148.
De natuur werkt door saam te stellen en door 't tegendeel. Dit laatste heet naar den aard der dingen: oud worden, verslyten, kwynen, vergaan. Als er gesproken wordt over dingen die van onzen aard zyn, noemen we dat: sterven. - We doen niet anders. -
Maar dit alles komt neer op verrotting, een woord dat ons hindert, omdat we klein zyn.
't Is 'n schone taal die oud worden, slyten, vergaan, sterven, verrotten, samenvat in dit éne woord: ontbinding. Dat woord duidt zó volmaakt aan, wat ik ‘tegendeel’ noemde van ‘samenstellen’ in den eersten regel van dit Idee, dat ik waarachtig begin te geloven dat onze sanskritse voorouders doctoren in de fysica geweest zyn.

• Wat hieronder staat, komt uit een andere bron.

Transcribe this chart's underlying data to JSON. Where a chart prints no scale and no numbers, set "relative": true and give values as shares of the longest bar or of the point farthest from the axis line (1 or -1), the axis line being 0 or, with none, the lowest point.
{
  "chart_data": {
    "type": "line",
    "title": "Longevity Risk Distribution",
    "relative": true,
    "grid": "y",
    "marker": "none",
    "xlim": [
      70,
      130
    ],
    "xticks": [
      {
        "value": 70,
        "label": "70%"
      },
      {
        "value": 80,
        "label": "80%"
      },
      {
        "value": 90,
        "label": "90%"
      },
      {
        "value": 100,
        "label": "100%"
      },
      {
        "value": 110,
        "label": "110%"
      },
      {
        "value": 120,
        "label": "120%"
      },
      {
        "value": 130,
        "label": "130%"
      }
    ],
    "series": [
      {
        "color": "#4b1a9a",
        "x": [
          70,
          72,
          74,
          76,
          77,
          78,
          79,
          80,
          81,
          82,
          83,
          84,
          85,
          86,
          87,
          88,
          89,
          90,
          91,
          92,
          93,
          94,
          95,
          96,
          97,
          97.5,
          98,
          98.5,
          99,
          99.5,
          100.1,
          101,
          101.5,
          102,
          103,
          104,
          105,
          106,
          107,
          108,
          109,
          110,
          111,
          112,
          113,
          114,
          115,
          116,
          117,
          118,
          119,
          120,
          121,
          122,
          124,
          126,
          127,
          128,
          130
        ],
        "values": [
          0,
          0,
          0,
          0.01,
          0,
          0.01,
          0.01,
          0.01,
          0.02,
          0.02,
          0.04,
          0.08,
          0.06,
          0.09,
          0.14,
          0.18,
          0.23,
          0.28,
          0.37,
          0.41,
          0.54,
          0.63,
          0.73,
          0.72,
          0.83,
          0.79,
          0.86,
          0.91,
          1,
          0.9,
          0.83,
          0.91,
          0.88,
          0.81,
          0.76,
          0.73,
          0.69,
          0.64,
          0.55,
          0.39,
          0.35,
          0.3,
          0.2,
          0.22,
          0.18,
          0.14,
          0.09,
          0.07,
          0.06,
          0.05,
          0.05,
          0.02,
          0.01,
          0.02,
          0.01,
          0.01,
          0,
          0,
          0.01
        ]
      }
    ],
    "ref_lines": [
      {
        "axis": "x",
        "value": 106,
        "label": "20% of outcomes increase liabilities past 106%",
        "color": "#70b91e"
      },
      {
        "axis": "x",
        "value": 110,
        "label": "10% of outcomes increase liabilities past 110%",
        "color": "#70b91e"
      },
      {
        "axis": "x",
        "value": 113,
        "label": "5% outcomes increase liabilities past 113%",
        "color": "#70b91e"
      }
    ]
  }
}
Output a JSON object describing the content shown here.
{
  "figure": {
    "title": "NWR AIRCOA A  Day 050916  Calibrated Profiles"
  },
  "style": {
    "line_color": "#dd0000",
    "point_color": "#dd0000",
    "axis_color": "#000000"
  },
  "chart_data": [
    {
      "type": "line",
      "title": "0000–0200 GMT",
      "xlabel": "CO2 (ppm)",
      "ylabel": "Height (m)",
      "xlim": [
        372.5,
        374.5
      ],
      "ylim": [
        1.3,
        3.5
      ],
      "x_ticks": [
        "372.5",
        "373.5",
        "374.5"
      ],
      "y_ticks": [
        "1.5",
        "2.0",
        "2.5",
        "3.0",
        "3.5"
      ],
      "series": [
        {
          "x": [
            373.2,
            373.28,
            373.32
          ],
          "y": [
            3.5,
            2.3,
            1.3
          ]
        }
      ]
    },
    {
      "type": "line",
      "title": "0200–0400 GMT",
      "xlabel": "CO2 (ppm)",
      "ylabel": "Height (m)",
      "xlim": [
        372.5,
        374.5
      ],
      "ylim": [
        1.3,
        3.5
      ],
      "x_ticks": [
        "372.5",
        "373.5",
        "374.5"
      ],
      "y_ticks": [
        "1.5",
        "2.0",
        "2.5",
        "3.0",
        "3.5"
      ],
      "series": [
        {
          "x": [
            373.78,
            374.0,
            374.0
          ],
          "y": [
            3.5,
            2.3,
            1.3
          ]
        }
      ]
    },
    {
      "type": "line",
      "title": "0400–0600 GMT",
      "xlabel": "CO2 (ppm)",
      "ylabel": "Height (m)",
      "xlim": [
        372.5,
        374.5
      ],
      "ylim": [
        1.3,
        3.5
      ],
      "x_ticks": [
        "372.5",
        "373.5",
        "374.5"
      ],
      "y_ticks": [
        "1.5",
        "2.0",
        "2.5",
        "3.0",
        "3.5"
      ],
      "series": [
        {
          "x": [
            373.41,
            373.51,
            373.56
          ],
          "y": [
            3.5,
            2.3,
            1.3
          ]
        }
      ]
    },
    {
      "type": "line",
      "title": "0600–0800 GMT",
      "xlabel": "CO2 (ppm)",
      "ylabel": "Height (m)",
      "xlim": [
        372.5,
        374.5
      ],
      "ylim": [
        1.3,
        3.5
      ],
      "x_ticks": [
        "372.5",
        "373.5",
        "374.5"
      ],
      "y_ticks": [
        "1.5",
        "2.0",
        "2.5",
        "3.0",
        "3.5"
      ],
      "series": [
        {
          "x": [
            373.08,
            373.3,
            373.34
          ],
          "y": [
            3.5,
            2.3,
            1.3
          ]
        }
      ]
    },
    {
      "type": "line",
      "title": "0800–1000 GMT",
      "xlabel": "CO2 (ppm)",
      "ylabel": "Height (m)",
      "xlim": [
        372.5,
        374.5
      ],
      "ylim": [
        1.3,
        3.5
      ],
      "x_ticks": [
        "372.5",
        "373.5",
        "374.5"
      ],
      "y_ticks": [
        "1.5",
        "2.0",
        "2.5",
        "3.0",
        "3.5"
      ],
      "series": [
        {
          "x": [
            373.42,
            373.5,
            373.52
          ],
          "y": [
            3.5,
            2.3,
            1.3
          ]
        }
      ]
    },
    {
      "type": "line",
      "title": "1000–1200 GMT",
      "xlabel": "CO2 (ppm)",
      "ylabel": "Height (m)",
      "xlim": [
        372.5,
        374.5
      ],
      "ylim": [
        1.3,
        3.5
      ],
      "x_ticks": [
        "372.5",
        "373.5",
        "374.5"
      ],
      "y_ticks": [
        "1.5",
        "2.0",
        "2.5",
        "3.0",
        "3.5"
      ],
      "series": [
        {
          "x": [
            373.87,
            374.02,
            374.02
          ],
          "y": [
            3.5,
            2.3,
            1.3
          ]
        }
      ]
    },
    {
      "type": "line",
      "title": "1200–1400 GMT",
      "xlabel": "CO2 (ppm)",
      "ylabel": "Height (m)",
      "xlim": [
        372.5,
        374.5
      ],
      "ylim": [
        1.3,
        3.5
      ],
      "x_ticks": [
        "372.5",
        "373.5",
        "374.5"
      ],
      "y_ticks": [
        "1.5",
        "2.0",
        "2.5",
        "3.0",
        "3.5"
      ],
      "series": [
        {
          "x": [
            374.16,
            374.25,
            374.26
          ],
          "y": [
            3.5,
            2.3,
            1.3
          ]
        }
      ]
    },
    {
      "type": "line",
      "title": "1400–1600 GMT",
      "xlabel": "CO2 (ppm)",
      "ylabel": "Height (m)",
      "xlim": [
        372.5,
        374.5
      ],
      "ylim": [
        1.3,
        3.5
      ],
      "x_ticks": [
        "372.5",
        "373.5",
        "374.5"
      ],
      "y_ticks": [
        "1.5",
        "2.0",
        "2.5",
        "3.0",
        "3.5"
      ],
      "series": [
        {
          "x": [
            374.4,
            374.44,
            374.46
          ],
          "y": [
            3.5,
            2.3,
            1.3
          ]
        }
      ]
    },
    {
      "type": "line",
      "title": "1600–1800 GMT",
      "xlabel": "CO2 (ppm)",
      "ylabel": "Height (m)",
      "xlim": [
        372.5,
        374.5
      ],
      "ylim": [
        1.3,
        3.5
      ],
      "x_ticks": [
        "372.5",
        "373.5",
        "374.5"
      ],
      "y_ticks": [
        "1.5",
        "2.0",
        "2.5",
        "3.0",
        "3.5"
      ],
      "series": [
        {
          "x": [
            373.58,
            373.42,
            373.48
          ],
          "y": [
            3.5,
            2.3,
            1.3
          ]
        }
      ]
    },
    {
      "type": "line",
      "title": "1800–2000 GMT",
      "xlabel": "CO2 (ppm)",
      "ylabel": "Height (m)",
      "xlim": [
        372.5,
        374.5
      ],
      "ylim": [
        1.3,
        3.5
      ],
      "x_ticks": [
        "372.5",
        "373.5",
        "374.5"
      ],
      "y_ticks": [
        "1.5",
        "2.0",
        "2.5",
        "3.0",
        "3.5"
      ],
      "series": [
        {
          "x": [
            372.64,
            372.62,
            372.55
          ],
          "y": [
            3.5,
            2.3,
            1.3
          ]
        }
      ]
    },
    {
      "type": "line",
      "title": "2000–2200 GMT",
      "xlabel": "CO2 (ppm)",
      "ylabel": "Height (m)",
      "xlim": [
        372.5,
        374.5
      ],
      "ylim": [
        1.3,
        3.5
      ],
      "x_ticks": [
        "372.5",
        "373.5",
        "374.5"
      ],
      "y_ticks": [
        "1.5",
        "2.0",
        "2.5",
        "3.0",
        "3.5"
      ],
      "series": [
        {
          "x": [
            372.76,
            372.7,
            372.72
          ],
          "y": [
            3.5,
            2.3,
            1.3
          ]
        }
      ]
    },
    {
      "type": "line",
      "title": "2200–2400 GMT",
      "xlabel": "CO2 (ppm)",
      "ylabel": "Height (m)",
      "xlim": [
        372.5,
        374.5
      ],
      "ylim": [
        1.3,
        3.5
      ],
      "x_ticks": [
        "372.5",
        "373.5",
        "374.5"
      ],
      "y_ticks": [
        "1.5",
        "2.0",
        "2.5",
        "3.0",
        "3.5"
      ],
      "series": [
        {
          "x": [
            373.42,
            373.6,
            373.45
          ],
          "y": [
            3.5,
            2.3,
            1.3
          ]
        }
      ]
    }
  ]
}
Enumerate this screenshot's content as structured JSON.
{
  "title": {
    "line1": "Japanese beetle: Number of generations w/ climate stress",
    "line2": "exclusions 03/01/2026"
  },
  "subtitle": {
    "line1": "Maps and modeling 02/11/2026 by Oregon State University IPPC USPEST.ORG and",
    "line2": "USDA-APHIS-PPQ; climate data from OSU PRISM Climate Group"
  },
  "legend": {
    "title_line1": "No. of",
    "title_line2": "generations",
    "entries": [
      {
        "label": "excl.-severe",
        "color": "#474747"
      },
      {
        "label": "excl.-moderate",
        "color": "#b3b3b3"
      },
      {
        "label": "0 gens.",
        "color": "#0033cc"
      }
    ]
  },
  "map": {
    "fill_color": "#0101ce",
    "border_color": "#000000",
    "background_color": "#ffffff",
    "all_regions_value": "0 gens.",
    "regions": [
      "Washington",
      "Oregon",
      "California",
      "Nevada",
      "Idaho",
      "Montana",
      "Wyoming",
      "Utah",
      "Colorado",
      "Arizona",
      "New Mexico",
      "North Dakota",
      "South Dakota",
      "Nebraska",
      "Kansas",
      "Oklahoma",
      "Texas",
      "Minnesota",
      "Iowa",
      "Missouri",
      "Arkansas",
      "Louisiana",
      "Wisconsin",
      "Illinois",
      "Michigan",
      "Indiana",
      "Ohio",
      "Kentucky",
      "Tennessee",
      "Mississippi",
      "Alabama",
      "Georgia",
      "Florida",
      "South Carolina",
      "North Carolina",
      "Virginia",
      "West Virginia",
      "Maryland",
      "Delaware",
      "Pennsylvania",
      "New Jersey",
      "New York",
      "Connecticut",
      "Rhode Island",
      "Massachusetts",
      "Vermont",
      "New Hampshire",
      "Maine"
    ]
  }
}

Er is zekere maat van kennis nodig - ja, in verhouding met den algemenen toestand der maatschappy voor vier-, zes- of tienduizend jaren, een zeer grote maat van kennis - om te begrypen dat er in een walglyk, verrot voorwerp dat de zintuigen aandeed op de meest onaangename wys, eigenlyk niets bedorven was, dat alleen de delen waren uit elkander genomen, dat de cohaesie had opgehouden, dat - om een heel eenvoudig beeld te gebruiken - het huis was afgebroken met behoud der materialen.
Hoe eenvoudig deze waarheid ook schyne aan natuurkundigen van onzen tyd, beweer ik toch dat het Volk nóg niet op de hoogte is van de maatschappy die 't woord ontbinden uitvond en gebruikte, dat is: die 't begreep. Waarlyk, we zyn achteruit gegaan, en de sage der lichamelyke-opstandingsleer heeft er geen goed aan gedaan!